Frasier v. State

143 Ga. 322 | Ga. | 1915

Atkinson, J.

1. The competency of a witness to testify must be decided by the court. Civil Code, § 5856.

2. Children who do not understand the nature of an oath are incompetent witnesses. Civil Code, § 5862.

3. The court must, by examination, decide upon the capacity of one offered as a witness, and objected to as incompetent on account of childhood, so far as to determine whether the witness shall be allowed to testify. His determination of this preliminary question will not be reversed, unless plainly erroneous. Civil Code, §§ 5865, 5866; Young v. State, 125 Ga. 584 (54 S. E. 82) ; Richardson v. State, 141 Ga. 782 (82 S. E. 134).

4. Where a female child eight years of age was offered as a witness for the State in a criminal ease, and objection was raised on the ground that she was incompetent to testify; if after a preliminary examination by the court she was properly allowed to testify, it was not error injurious to the defendant and furnishing cause for a new trial on his behalf that the court remarked: “I think she is prima facie competent. I will let the testimony go to the jury.” When the court allowed the witness to testify, this was a ruling as to her competency to do so, and the expression that he thought her “prima facie competent” did not alter the fact that she was held competent.
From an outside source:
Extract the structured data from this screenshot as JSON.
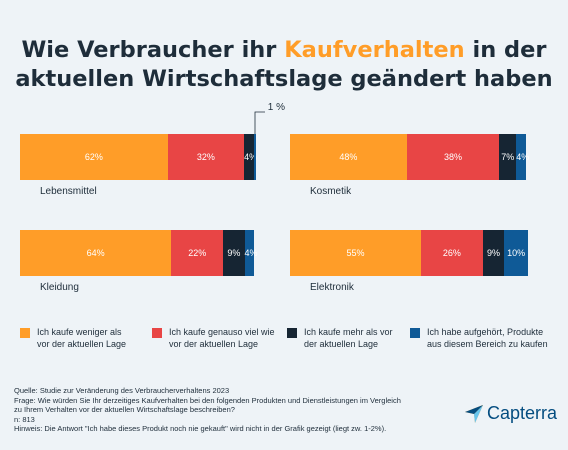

5. Although after a preliminary examination the court may hold a child competent to testify, the credibility of the witness is for the jury; and in determining whether or not they will credit the testimony of such witness, the age of the witness and his understanding or lack of understanding as to the nature of an oath, as developed on the examination before them, are matters for the consideration of the jury. Young v. State, 122 Ga. 725 (50 S. E. 996).

*323April 14, 1915. Indictment for rape. Before Judge Hill. Fulton superior court. January 9, 1915. Sims & Von Nunes and Thomas B. Brown, for plaintiff in error. Warren Grice, attorney-general, Hugh M. Dorsey, solicitor-general, and A. L. Henson, contra.

(a) One of the grounds of the motion for new trial complains of the following charge to the jury: “The testimony of the child has come before you. The court thought prima facie the child capable of understanding an oath, capable of giving testimony; but it is for the jury however, and I submit that question to you, whether this child understood the nature and character of an oath, understood what it meant, understood what she was testifying to. If you believe she did not know or is incompetent as a witness because of her youthfulness, you 'would leave her testimony out of the case entirely. If you believe she was capable of understanding the nature and character of an oath, understanding what she was talking about, you can consider her testimony and give it such weight as you think it is entitled to, considering her age at the time.” Held, that while this charge was not entirely accurate, it was not (under the circumstances) error harmful to the accused, so as to require a new trial on his motion.

6. The ground of the motion for new trial based on alleged newly discovered evidence fails to show proper diligence in the matter of discovering such evidence, or that if it were admitted on another trial it would likely produce a different result.

7. The evidence was sufficient to support the verdict, and there was no error in refusing to grant a new trial.

Judgment affirmed.

All the Justices concur, except Fish, O. J., absent.